Interactive Website: Queensland Remembers
In honour of Remembrance Day this year, we launched Queensland Remembers.
The idea was simple: create a digital reflection pool filled with floating poppies dedicated to those who served. Every poppy that floats by has been created by someone with a personal story about Remembrance Day - stories that we invite you to share as you explore the site.
In designing the actual look of the poppies, we went through a few iterations. At first, we started out with the idea of recreating an origami poppy. We loved the idea of writing a message on the paper and then folding it into a poppy for someone else to unfold. Plus, the interaction of folding digital poppies created the perfect atmosphere of reflective contemplation.
The final poppy design, however, does not feature origami poppies. The reason why relates to the real-world Queensland Remembers campaign. In the lead up to remembrance day, people all around Queensland created real poppies with messages inside that were then collected and transformed into a huge public art installation.

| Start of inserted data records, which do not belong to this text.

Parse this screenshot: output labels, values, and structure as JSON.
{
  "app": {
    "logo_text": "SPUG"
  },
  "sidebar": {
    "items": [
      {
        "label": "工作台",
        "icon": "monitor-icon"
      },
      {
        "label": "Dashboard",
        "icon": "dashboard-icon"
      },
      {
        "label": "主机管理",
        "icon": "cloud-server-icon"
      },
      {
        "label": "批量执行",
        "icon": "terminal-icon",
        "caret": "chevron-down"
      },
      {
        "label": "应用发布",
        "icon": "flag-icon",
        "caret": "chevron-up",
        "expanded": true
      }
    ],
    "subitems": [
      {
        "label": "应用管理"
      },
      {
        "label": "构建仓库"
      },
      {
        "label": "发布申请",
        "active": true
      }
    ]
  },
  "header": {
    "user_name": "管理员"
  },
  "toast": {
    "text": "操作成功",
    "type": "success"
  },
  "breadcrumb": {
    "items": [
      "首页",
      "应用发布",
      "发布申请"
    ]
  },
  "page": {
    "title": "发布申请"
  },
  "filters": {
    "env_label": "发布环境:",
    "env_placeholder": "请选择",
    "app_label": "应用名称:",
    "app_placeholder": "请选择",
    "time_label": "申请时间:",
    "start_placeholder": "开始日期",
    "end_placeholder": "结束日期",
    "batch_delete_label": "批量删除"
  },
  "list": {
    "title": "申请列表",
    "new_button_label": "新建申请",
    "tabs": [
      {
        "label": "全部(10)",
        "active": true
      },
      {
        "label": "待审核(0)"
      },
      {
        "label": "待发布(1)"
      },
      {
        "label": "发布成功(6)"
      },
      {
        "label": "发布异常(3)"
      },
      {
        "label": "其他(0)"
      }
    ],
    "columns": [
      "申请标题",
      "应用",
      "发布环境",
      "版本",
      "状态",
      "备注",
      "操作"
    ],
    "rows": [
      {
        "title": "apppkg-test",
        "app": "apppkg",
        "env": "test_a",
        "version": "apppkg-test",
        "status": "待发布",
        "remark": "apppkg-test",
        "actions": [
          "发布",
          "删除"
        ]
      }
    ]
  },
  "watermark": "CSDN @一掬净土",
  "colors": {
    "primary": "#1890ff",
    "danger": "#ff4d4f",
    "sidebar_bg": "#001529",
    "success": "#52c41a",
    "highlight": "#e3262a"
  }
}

Since our website was meant to be a digital extension of this real-world installation, it made sense that our poppies should look more like the physical ones. The resulting curved poppy design aligns more closely with the offline Remembrance Day activities, while the numerous layered petals give a sense of depth and tangibility that was admittedly missing in the origami versions.
If you decide to dedicate your own poppy, you’ll notice that there are two options: select a pre-filled dedication, or personalise your own message. This was a very deliberate (much iterated) choice that deals with one of the site’s fundamental design problems: the potential paralysis caused by customisation.
In an ideal world, all poppies contributed to the site would contain a personalised dedication. These kinds of unique, diverse messages create a much more meaningful experience. But forcing customisation risks users becoming paralysed by the need to write a message of their own and backing out of the creation process entirely. Pre-filled messages were our way of helping to alleviate this paralysis.
While pre-filled poppies aid in the creation process, these generic responses are somewhat of a hindrance to the other main mode of the website: exploration. Customised, personal stories are much more interesting than generic, pre-filled messages. So we created a ranking algorithm that would prioritise personalised poppies within the overall stream.
The reflection pool behind the poppies is where a lot of the contemplative atmosphere of the site comes from. The flowing water mechanic, complete with realistic water ripples, allows users to have “one free interaction” whereby they can interact with the water and poppies for no other reason than because it is delightful to do so.
The colour contrast between the reflection pool and the poppies is also a distinctive feature of the site. While we did experiment with a lighter colour direction, giving the pool darker tones gave much more contrast to the poppies, lifting the vibrant red into the foreground.
During the month-long Queensland Remembers campaign around Remembrance Day 2018, over 1,300 poppies were created and submitted to the website. This included two VIP submissions from the Premier of Queensland and the Governor of Queensland. The project was also featured on Channel 7.